Brouillard institutionnel

Loin de s’opposer à cette rétraction européenne aux conséquences mondiales, la politique énergie-climat de la France la favorise. Avec trois signaux négatifs. D’abord, le flou institutionnel. L’objectif de réduction de 55 % a été présenté par la Commission européenne à la fin de 2019, puis juridiquement validé par l’Union en juillet 2021. Toutefois, au lieu d’accélérer la mise à jour de ses documents de planification énergie-climat pour correspondre à cette ambition renforcée, la France a pris du retard sur son propre calendrier.

L’exécutif aurait dû soumettre ses troisièmes SNBC et PPEjuste après l’approbation d’une loi de programmation énergie climat (LPEC) qui, selon la loi climat de 2019, aurait dû être votée avant l’été 2023. Cette LPEC n’a jamais vu le jour et, après un interminable processus d’élaboration et de consultation, des projets de nouvelles PPE et SNBC ont été rendus publics le 4 novembre dernier, pour avis. La publication du décret PPE a été annoncée pour la fin du premier trimestre 2025 et pour le deuxième semestre pour la SNBC.

Cependant, l’adoption de ces décrets sans une LPEC pose un problème juridique qui n’a pas échappé aux parlementaires. La droite sénatoriale a profité de cette situation et a proposé en avril 2024 une loi climat dont le texte initial aurait entravé le développement du solaire et de l’éolien, alors que leur essor est indispensable pour atteindre les objectifs de décarbonation, même en cas de relance maximale du nucléaire. Le gouvernement a bien réussi à rectifier le tir par voie d’amendement, mais des reculs préoccupants demeurent dans le texte adopté par le Sénat et transmis le 17 octobre à l’Assemblée nationale.

En particulier, comme l’indique l’avocat de l’environnement Arnaud Gossement, le texte de loi en discussion vise désormais à « tendre vers » l’objectif européen de réduction des émissions à 2030, ce qui ne serait donc plus une obligation.
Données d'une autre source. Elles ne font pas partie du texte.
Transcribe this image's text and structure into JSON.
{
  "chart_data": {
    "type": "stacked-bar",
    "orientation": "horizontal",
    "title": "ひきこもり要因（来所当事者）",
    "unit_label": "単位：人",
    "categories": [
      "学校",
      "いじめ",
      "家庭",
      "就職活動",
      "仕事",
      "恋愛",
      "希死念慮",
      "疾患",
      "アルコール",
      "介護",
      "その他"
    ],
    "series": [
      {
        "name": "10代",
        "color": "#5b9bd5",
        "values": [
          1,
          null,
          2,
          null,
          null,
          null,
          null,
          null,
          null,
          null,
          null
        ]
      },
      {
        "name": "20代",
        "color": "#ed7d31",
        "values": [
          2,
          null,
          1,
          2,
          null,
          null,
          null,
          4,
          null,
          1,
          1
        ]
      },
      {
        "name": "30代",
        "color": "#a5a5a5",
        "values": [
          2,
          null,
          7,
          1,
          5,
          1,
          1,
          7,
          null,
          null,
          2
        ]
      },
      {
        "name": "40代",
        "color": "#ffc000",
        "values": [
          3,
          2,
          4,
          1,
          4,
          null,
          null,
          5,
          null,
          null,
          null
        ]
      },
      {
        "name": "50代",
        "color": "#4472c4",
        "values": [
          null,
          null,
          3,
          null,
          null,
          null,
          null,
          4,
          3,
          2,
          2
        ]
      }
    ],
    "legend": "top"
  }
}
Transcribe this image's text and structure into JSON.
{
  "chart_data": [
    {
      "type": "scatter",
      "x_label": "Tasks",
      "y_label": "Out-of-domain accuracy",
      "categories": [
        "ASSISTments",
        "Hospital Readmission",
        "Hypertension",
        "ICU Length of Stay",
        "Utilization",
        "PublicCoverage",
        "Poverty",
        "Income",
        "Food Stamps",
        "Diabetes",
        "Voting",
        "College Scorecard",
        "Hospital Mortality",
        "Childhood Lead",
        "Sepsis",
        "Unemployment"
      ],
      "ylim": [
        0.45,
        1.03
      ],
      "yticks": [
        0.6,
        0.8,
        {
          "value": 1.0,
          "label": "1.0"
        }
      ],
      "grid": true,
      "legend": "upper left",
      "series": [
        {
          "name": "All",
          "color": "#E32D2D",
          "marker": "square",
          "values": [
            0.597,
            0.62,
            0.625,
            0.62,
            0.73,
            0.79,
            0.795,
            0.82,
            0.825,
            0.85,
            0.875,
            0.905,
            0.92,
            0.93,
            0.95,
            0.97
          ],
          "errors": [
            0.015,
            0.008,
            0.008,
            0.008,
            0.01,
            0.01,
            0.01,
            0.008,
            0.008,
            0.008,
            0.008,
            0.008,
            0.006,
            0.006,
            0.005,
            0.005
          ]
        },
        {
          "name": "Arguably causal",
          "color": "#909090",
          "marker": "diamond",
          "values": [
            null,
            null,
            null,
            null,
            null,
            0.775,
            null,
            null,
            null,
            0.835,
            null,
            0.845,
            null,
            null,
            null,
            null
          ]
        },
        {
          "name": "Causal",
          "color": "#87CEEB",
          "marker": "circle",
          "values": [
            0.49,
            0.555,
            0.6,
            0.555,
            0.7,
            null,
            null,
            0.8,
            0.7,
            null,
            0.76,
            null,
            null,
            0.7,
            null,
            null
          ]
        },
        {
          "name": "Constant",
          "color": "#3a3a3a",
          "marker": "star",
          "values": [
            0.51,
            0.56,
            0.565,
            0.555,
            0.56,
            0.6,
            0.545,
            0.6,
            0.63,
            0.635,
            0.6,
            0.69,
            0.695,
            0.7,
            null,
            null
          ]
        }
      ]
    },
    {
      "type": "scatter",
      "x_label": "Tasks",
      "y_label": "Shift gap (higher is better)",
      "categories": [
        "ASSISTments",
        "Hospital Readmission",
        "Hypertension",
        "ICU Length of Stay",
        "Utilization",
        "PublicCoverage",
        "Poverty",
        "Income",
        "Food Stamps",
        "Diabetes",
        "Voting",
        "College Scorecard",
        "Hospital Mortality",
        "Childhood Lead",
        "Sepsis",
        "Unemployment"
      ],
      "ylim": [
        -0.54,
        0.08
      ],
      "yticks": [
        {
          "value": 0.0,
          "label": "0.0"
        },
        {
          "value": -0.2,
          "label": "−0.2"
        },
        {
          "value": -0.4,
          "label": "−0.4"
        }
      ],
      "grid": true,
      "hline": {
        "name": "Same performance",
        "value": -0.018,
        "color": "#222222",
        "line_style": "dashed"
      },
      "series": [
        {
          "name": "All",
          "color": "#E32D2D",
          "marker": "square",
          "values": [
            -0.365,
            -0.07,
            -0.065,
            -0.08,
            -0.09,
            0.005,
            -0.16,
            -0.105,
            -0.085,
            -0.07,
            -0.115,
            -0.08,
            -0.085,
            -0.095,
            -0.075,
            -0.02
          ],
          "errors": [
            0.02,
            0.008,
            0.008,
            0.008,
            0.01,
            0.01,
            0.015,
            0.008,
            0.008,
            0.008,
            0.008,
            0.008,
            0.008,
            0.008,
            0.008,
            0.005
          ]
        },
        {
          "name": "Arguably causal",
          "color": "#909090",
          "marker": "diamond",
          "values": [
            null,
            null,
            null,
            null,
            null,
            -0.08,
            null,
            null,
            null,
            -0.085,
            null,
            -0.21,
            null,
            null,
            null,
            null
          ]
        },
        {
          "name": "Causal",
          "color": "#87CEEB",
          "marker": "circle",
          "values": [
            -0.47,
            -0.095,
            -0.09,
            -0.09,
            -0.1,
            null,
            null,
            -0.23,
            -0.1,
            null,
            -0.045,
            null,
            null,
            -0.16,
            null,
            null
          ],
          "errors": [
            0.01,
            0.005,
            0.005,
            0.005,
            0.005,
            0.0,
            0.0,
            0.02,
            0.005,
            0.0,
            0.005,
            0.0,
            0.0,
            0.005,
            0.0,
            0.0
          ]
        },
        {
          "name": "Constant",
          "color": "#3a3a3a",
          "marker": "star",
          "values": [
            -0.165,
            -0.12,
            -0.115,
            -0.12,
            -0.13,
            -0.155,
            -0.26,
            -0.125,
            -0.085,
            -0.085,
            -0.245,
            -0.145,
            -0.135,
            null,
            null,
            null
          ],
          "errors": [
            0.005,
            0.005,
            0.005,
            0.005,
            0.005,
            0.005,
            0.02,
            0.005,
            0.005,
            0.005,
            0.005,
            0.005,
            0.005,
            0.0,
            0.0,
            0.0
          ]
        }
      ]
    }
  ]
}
Cette régression est de fait validée par l’exécutif, puisque son projet de SNBC prévoit une baisse de 52 % et non de 55 % des émissions nettes d’ici 2030. Un recul que le gouvernement justifie par l’effondrement des capacités de séquestration de carbone de la forêt, mais qui va à l’encontre des obligations européennes de la France, rappelle encore Arnaud Gossement. Elle aurait dû soit obtenir l’accord de ses partenaires européens pour passer de 55 % à 52 %, soit rehausser ses objectifs sectoriels de réductions d’émissions à 2030 pour compenser les capacités d’absorption de CO2 diminuées de la forêt.

La stratégie de l’offre

Autre source d’inquiétude, le projet de SNBC ne précise pas quelle sera la trajectoire de réduction des émissions prévue pour la période 2030-2050, ce qu’il est censé faire. Le gouvernement indique que cela sera intégré dans le document final, mais le projet actuel laisse déjà supposer les éléments d’une équation qui, pour l’instant, ne « boucle » pas. Il faudrait soit adopter un cap plus ambitieux dès maintenant et s’y tenir, soit se conformer à la trajectoire actuelle et s’imposer des efforts beaucoup plus conséquents à partir de 2030, soit abandonner l’objectif de neutralité en 2050.

Le deuxième signal inquiétant émis par la France concernant la crédibilité de ses engagements climatiques est sa foi excessive dans le nucléaire. En attendant que le nouveau nucléaire commence à produire, ce qui ne sera pas avant dix ans au minimum (s’il commence un jour), la PPE stipule que son parc de réacteurs actuel, désormais vieillissant, retrouvera un niveau de production élevé et constant au moins jusqu’en 2035, après le déclin de ces dernières années. Cela suppose de pouvoir exploiter jusqu’à 60 ans ou plus des équipements conçus pour une durée de vie de quarante ans.

Rien n’est moins sûr, surtout au vu des incidents récents, comme le phénomène de corrosion sous contrainte, qui, sur un parc très standardisé, pourrait conduire à devoir mettre à l’arrêt non seulement un mais l’ensemble d’un groupe de réacteurs. Pour Philippe Huet, un ancien cadre dirigeant d’EDF, le niveau de dépendance nucléaire de la France est « un risque majeur », aggravé d’année en année par le vieillissement de ses centrales.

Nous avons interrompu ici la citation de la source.